Debate sobre casamento LGBT expõe preconceito de Congresso conservador
A tentativa de votação tumultuada de um projeto de lei (PL) contrário ao casamento homoafetivo na Comissão de Previdência, Assistência Social, Infância, Adolescência e Família da Câmara dos Deputados expõe a ofensiva da oposição conservadora no Congresso Nacional em emplacar pautas de costume e acender a militância.
O PL nº 580/2007, de autoria do ex-deputado Clodovil Hernandes, estava engavetado havia 16 anos na Câmara e previa, originalmente, que “duas pessoas do mesmo sexo poderão constituir união homoafetiva por meio de contrato em que disponham sobre suas relações patrimoniais”.
Oito projetos foram vinculados (apensados) ao original, e é por meio de um deles que parlamentares conservadores tentam barrar o casamento homoafetivo. O parecer do relator, Pastor Eurico (PL-PE), é contrário aos sete apensados favoráveis, e recomenda a aprovação apenas do PL nº 5.167/2009, assinado pelo ex-deputado Capitão Assumção (PSB-ES). Este afirma que a união homoafetiva não deve ser equiparada ao casamento civil.
A sessão foi marcada pela presença de representantes da sociedade civil, mas a apreciação do projeto foi adiada a partir da aprovação de um acordo que marcou, para a próxima terça-feira (26/9), uma audiência pública sobre o tema. A votação do parecer do relator, por sua vez, acabou transferida para quarta-feira (27/9).
Ao Metrópoles o deputado Pastor Henrique Vieira (PSol-RJ) afirmou que a audiência pública da próxima semana será essencial para marcar posição e demonstrar que diversas entidades se opõem ao texto.
“O que aconteceu hoje, a mobilização, é uma derrota para eles (conservadores). Não estamos surfando em uma pauta, eles estão enfrentando resistência. Por mais que o cenário seja ruim, uma coisa é você perder de lavada, outra coisa é perder com alto posicionamento da sociedade civil contra. A gente não pode desvalorizar a audiência de terça”, ressaltou.
Na base do governo, a avaliação é que, mesmo se o projeto for aprovado nesta comissão, não chegará a se tornar lei. “Temos ainda a Comissão de Direitos Humanos [CDH] e a Comissão de Constituição e Justiça [CCJ], ou o recurso de efeito suspensivo, e até mesmo a sanção presidencial”, explica ao Metrópoles a deputada Erika Kokay (PT-DF). A parlamentar destaca, ainda, que pautar este projeto é uma tentativa fundamentalista de se opor aos avanços da sociedade nos últimos anos.
Discursos LGBTfóbicos
Nas últimas duas sessões da Comissão de Previdência, Assistência Social, Infância, Adolescência e Família, o clima foi de embate entre os parlamentares, com intensa presença da sociedade civil. Deputados de oposição aproveitam o tempo de fala para discursos inflamados e discriminatórios contra a comunidade LGBT, sob forte reação dos presentes.

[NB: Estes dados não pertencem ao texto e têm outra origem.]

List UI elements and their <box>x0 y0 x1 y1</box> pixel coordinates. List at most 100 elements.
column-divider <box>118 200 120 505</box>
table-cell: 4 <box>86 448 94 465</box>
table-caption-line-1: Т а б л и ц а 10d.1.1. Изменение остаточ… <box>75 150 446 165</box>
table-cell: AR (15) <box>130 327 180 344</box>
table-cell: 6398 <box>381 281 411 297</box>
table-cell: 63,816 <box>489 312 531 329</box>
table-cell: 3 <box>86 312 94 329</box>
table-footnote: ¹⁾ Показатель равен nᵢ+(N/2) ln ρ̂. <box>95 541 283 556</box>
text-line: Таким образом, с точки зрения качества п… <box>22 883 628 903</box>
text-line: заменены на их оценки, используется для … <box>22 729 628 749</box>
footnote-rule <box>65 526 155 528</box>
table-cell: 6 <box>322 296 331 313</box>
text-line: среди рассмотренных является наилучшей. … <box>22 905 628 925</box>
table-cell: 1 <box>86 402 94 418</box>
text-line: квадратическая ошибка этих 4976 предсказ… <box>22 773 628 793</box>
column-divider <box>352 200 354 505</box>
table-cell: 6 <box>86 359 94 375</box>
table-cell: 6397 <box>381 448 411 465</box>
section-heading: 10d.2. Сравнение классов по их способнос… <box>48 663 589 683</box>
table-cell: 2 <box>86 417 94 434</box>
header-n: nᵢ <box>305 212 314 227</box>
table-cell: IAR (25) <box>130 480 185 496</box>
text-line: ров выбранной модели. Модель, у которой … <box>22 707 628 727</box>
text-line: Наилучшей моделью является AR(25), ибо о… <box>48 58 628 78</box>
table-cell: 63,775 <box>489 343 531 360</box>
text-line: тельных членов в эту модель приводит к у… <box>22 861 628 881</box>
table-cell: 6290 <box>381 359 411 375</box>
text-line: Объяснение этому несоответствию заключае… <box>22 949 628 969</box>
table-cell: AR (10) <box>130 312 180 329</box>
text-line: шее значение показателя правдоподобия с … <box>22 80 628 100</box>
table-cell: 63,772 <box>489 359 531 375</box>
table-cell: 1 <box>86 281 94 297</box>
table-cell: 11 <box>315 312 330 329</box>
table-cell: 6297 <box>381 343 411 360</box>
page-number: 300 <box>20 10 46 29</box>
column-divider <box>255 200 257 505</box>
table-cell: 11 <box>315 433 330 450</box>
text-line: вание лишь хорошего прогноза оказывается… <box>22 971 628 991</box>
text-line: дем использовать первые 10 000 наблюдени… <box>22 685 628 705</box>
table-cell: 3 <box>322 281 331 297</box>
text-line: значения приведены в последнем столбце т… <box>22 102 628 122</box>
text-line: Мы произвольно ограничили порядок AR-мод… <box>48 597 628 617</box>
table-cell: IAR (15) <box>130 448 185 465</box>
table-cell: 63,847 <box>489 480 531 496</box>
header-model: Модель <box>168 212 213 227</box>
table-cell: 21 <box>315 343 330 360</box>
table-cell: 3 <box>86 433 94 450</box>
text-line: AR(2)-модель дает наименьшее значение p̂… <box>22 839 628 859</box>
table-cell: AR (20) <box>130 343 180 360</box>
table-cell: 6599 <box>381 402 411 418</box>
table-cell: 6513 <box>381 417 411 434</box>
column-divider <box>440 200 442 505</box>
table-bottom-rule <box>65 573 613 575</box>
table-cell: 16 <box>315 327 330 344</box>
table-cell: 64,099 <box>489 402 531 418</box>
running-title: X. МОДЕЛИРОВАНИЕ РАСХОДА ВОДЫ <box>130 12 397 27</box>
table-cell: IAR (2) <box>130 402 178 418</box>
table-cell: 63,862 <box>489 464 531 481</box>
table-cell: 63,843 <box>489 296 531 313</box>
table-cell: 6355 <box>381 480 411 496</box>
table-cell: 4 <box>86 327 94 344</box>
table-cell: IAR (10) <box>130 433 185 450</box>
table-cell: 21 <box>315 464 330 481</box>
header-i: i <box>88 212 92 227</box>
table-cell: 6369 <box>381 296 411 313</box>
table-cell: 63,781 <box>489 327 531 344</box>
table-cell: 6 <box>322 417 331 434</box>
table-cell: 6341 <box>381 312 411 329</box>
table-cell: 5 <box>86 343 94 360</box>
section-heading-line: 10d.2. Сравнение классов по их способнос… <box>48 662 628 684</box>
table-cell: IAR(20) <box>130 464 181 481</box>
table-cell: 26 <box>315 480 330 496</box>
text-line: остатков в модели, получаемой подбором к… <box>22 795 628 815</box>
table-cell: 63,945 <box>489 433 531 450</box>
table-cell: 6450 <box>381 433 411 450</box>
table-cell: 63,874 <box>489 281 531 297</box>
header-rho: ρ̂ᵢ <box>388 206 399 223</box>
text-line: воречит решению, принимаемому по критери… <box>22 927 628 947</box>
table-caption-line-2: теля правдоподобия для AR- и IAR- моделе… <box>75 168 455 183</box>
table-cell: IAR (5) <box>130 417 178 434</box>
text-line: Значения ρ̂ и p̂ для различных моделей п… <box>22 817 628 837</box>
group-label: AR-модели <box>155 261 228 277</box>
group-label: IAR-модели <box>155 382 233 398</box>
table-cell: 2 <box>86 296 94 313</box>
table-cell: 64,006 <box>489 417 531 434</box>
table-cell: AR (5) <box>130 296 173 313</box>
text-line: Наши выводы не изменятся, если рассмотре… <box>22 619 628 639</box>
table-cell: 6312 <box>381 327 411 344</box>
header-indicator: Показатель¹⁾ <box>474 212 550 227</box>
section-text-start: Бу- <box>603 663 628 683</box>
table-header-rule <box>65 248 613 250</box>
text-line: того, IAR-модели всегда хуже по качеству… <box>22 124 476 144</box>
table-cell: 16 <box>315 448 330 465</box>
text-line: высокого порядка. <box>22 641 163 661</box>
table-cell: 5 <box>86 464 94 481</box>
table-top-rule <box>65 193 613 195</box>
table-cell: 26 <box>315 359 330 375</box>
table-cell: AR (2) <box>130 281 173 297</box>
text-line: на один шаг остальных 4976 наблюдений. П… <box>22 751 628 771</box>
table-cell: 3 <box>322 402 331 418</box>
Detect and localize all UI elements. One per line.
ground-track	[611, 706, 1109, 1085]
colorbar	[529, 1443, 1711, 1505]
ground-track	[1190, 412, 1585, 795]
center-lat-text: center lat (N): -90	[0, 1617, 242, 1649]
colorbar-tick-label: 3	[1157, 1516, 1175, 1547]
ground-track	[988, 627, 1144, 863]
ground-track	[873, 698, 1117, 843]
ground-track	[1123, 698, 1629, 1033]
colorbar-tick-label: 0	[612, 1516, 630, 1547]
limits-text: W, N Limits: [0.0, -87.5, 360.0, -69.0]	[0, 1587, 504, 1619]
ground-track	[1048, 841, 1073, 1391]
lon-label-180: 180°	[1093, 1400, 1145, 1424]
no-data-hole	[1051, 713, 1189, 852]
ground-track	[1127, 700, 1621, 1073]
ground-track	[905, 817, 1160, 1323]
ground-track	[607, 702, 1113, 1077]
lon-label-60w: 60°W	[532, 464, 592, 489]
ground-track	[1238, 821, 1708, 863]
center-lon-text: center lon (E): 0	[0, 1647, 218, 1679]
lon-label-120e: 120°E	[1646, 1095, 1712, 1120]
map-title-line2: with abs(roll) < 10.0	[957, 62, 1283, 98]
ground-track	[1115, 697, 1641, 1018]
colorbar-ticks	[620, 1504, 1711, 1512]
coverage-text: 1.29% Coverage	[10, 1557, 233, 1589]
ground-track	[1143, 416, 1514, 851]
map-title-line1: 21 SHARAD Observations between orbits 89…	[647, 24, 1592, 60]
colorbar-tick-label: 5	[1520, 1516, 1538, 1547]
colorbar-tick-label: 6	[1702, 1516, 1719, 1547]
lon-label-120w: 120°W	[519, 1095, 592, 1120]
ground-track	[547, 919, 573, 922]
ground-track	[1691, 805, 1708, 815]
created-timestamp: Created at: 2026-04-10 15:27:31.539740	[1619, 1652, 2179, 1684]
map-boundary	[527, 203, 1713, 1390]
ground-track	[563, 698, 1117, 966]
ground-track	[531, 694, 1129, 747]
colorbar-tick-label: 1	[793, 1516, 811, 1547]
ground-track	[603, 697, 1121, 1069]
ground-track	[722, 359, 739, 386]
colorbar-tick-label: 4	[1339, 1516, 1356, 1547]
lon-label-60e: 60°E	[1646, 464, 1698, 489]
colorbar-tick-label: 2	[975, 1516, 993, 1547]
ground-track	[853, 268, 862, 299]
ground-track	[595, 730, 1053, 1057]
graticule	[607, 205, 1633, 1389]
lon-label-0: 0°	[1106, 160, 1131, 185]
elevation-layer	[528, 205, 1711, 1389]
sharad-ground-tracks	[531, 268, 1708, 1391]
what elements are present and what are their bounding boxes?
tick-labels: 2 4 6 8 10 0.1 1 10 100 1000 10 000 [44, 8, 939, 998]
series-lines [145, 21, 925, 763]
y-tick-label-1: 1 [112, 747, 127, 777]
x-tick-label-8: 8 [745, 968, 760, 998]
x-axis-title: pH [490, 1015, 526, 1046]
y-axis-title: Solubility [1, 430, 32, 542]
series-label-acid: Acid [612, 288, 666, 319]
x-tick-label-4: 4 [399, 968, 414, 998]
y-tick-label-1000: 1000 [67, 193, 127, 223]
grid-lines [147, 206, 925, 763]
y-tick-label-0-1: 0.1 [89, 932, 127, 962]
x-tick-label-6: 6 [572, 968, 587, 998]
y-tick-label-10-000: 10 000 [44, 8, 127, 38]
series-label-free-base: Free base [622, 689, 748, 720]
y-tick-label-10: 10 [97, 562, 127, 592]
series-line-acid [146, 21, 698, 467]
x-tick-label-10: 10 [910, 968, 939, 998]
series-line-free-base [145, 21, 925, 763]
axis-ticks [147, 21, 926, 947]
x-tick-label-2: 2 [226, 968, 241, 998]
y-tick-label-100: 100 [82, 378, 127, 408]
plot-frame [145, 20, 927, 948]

O deputado federal Pastor Isidório (Avante-BA) afirmou, por exemplo, que a relação homoafetiva “vem de Grécia, vem de Roma, não é coisa daqui do Brasil”.
Além disso, o deputado Pastor Isidório proferiu fala transfóbica ao dizer que “homem, mesmo cortando a binga, não vai ser mulher; e mulher, cortando a cocota se for possível, não será homem”. Ele também chamou a deputada trans Erika Hilton (PSol-SP) de “amigo”.
Bancada conservadora
O cenário de LGBTfobia na comissão que analisa o PL reflete a composição do Congresso nesta legislatura. Na Câmara, o Partido Liberal, de Jair Bolsonaro (PL), tem a maior bancada, com 99 deputados.
A Federação Brasil da Esperança, integrada por siglas mais progressistas, como PT, PV e PCdoB, tem a segunda maior bancada, com 81 parlamentares. Outras legendas mais conservadoras, no entanto, também têm um número expressivo na Câmara. É o caso do Republicanos, com 40 deputados.
Ao Metrópoles o presidente da Associação Nacional LGBTI+, Toni Reis, destacou que deputados, senadores e entidades que defendem o direito da comunidade devem tentar manter diálogo com todos os partidos. Ele participou do lançamento da Frente Parlamentar Mista por Cidadania e Direitos LGBTI+ do Congresso, na noite de terça (19/9).
“É uma frente pluripartidária. Vai demonstrar muita força. Isso é importante para nós, precisamos conversar com os partidos políticos, dialogar com todos os setores, com pessoas evangélicas da direita, esquerda do centro. Com o pessoal da extrema direita, vamos ter uma estratégia para isolá-los. Eles conseguiram elaborar essa estratégia de colocar em uma comissão específica na qual eles têm maioria. Mas isso não vai se refletir em outras comissões”, opinou.